The F2S program provides practical curriculum connected to all school studies. Kindergarten - 5th grade students are at the most receptive age to develop healthy food beliefs so F2S provides hands-on curriculum and healthy eating education for these students. Older students benefit from F2S science, technology, engineering and math (STEM) curriculum. Life Sciences and Horticulture classes use F2S’s Plant Growth Center to teach soil-based and aquaponics growing techniques. Students and interns work in the Plant Growth Center year-round to supply starter plants to all Livingston school gardens, produce vegetables for the district’s central kitchen, harvest native Montana Trout through the aquaponics “Trout to Tray” program, experiment with production methods, and monitor environmental conditions. Currently one third of Livingston public school students are involved in F2S programs and plans are underway to involve more.

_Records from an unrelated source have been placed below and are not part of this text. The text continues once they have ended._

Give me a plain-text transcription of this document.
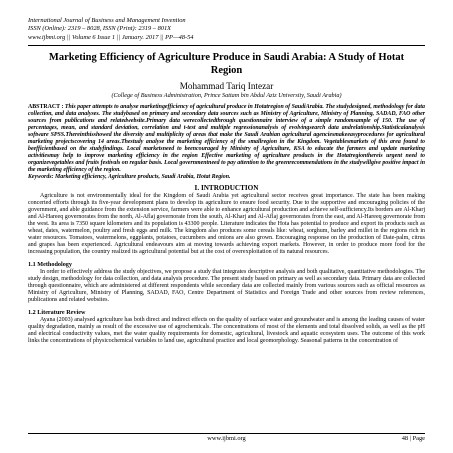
International Journal of Business and Management Invention
ISSN (Online): 2319 – 8028, ISSN (Print): 2319 – 801X
www.ijbmi.org || Volume 6 Issue 1 || January. 2017 || PP—48-54
Marketing Efficiency of Agriculture Produce in Saudi Arabia: A Study of Hotat Region
Mohammad Tariq Intezar
(College of Business Administration, Prince Sattam bin Abdul Aziz University, Saudi Arabia)
ABSTRACT : This paper attempts to analyse marketingefficiency of agricultural produce in Hotatregion of SaudiArabia. The studydesigned, methodology for data collection, and data analyses. The studybased on primary and secondary data sources such as Ministry of Agriculture, Ministry of Planning, SADAD, FAO other sources from publications and relatedwebsite.Primary data werecollectedthrough questionnaire interview of a simple randomsample of 150. The use of percentages, mean, and standard deviation, correlation and t-test and multiple regressionanalysis of evolvingsearch data andrelationship.Statisticalanalysis software SPSS.Thereinthisshowed the diversity and multiplicity of areas that make the Saudi Arabian agricultural agenciesmakeeasyprocedures for agricultural marketing projectscovering 14 areas.Thestudy analyse the marketing efficiency of the smallregion in the Kingdom. Vegetablesmarkets of this area found to beefficientbased on the studyfindings. Local marketsneed to beencouraged by Ministry of Agriculture, KSA to educate the farmers and update marketing activitiesmay help to improve marketing efficiency in the region Effective marketing of agriculture products in the Hotatregionthereis urgent need to organizevegetables and fruits festivals on regular basis. Local governmentneed to pay attention to the greenrecommendations in the studywillgive positive impact in the marketing efficiency of the region.
Keywords: Marketing efficiency, Agriculture products, Saudi Arabia, Hotat Region.
I. INTRODUCTION

Agriculture is not environmentally ideal for the Kingdom of Saudi Arabia yet agricultural sector receives great importance. The state has been making concerted efforts through its five-year development plans to develop its agriculture to ensure food security. Due to the supportive and encouraging policies of the government, and able guidance from the extension service, farmers were able to enhance agricultural production and achieve self-sufficiency.Its borders are Al-Kharj and Al-Hareeq governorates from the north, Al-Aflaj governorate from the south, Al-Kharj and Al-Aflaj governorates from the east, and Al-Hareeq governorate from the west. Its area is 7350 square kilometers and its population is 43300 people. Literature indicates the Hota has potential to produce and export its products such as wheat, dates, watermelon, poultry and fresh eggs and milk. The kingdom also produces some cereals like: wheat, sorghum, barley and millet in the regions rich in water resources. Tomatoes, watermelons, eggplants, potatoes, cucumbers and onions are also grown. Encouraging response on the production of Date-palm, citrus and grapes has been experienced. Agricultural endeavours aim at moving towards achieving export markets. However, in order to produce more food for the increasing population, the country realized its agricultural potential but at the cost of overexploitation of its natural resources.

1.1 Methodology

In order to effectively address the study objectives, we propose a study that integrates descriptive analysis and both qualitative, quantitative methodologies. The study design, methodology for data collection, and data analysis procedure. The present study based on primary as well as secondary data. Primary data are collected through questionnaire, which are administered at different respondents while secondary data are collected mainly from various sources such as official resources as Ministry of Agriculture, Ministry of Planning, SADAD, FAO, Centre Department of Statistics and Foreign Trade and other sources from review references, publications and related websites.

1.2 Literature Review

Ayana (2003) analysed agriculture has both direct and indirect effects on the quality of surface water and groundwater and is among the leading causes of water quality degradation, mainly as result of the excessive use of agrochemicals. The concentrations of most of the elements and total dissolved solids, as well as the pH and electrical conductivity values, met the water quality requirements for domestic, agricultural, livestock and aquatic ecosystem uses. The outcome of this work links the concentrations of physicochemical variables to land use, agricultural practice and local geomorphology. Seasonal patterns in the concentration of

www.ijbmi.org	48 | Page
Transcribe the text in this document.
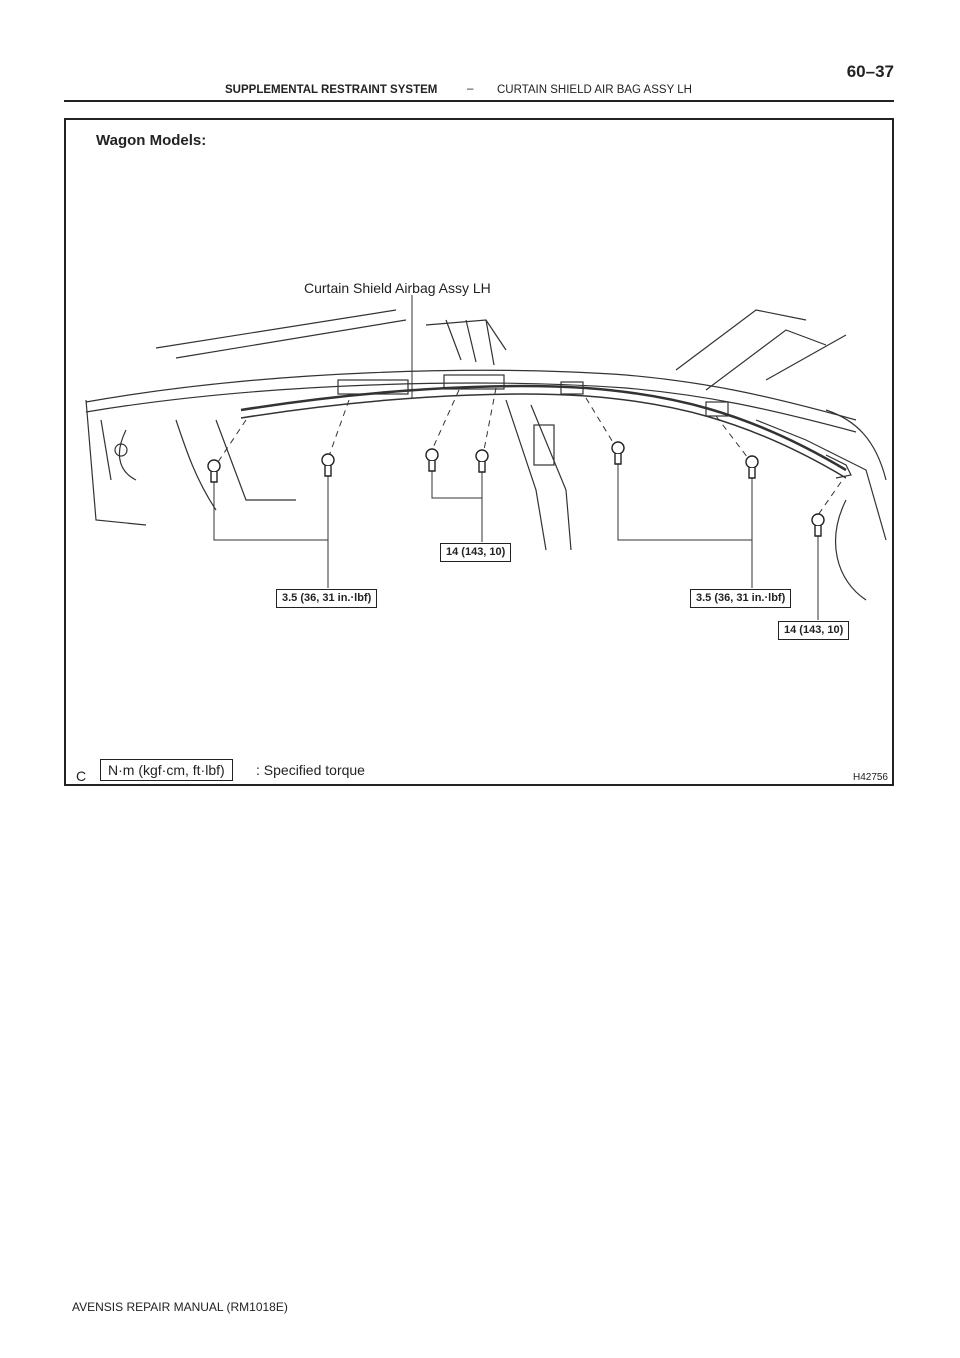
60–37
SUPPLEMENTAL RESTRAINT SYSTEM	– CURTAIN SHIELD AIR BAG ASSY LH
Wagon Models:
Curtain Shield Airbag Assy LH
14 (143, 10)
3.5 (36, 31 in.·lbf)	3.5 (36, 31 in.·lbf)
14 (143, 10)
C	N·m (kgf·cm, ft·lbf)	: Specified torque	H42756
AVENSIS REPAIR MANUAL (RM1018E)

“Community support makes this all possible,” says Jones. F2S is now an independent 501(c)(3) and currently a fiscally-sponsored project of the Park County Community Foundation, working with Park County’s school system and community partners to grow as a school-based community resource pioneering farm to table food systems for the whole community. F2S is independently funded by in-kind support, donations and grants, and nominal funds from produce sales and events.
“I believe we can transform our school systems to be the best in the country,” says Jones. Livingston’s schools are leaders in the Farm to School movement and just won another state-wide SMART (Save Money and Resources Today) Schools competition. “The ultimate goal is for F2S’s mission to be built into our school systems and beliefs so we won’t need a separate program,” says Jones.